Questo libro è autobiografico, il romanzo della vita dell’autore che scaturisce proprio da quell’addio di cui non aveva avuto il minimo sentore nel momento in cui accadeva.
“È difficile stabilire il momento in cui si prende commiato da una persona. I momenti sfumano, si susseguono, sfuggono al controllo che cerchiamo di esercitare su di essi.”
Un momento preciso dell’estate del ’78 è quello da cui parte tutto il racconto per ricostruire il quale l’autore protagonista si aiuta guardando alcune fotografie dell’album di famiglia che fa vedere anche a noi lettori.
Sono fotografie in bianco e nero che ritraggono quasi sempre momenti ‘istituzionali’ per la famiglia. Sono fotografie degli anni settanta, che testimoniano abitudini e atteggiamenti tipici di quegli anni. Sono fotografie che solo a un osservatore attento raccontano sentimenti ed emozioni che, di norma, si cercava di controllare. Alajmo compie un’operazione di grande intensità, perché partendo dai ricordi condivide con noi la percezione che ne aveva da ragazzino, nell’estate del ’78 e l’interpretazione che ne dà adesso, da adulto, a posteriori, quando tutto è già successo. C’è grande attenzione all’importanza dei sentimenti troppo spesso sottovalutati o tenuti nascosti in nome di una volontà di apparire forti e autonomi, specie nell’adolescenza.
“Fra madre e figlio un virile saluto senza contatto può bastare. Ci saranno altre occasioni per rifarci. Un sacco di tempo per recuperare.”

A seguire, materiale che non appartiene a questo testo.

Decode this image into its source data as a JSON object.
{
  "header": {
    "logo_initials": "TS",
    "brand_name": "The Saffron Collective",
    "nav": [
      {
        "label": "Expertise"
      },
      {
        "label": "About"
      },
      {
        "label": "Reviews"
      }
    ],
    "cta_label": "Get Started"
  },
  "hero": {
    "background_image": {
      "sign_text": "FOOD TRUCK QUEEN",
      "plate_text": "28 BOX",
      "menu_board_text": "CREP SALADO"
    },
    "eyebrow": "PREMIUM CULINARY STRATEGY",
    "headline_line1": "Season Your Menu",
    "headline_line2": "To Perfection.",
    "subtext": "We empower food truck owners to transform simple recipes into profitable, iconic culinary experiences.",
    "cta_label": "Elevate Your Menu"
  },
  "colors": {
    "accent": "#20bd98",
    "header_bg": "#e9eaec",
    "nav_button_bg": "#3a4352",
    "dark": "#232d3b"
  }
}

C’è grande rammarico in questa affermazione di Roberto, un rammarico che coinvolge anche il lettore, perché non è affatto così. E questa è la prima riflessione importante. Non sappiamo quanto tempo abbiamo e nemmeno se e quando incontreremo una persona per l’ultima volta.
“A sedici anni i sentimenti sono un dono da riservare solo agli estranei: musicisti rock, attori del cinema, qualche raro amico, le ragazze che ricambiano, se ricambiano. I parenti restano esclusi per compensazione, visto che negli anni dell’infanzia sono stati il fulcro della sfera affettiva.”
Elena, sulla base di questa teoria, rientra nella categoria dei “parenti”. Roberto Alajmo racconta la storia della sua famiglia e di quel tragico episodio, dal suo punto di vista. Ne scaturisce un ritratto davvero intenso, di una donna sola, taciturna, incompresa. Tanti i segnali con i quali ha cercato di attirare l’attenzione sul suo bisogno di aiuto; altrettante le mancate risposte derivate dalla incapacità di empatia da parte degli altri. Di tutti gli altri, familiari compresi. Elena ci ha provato più volte, ci è ricaduta e ci ha riprovato. Una donna sola, ma con una grande dignità, che ha lottato per tutto il tempo che ha potuto farlo.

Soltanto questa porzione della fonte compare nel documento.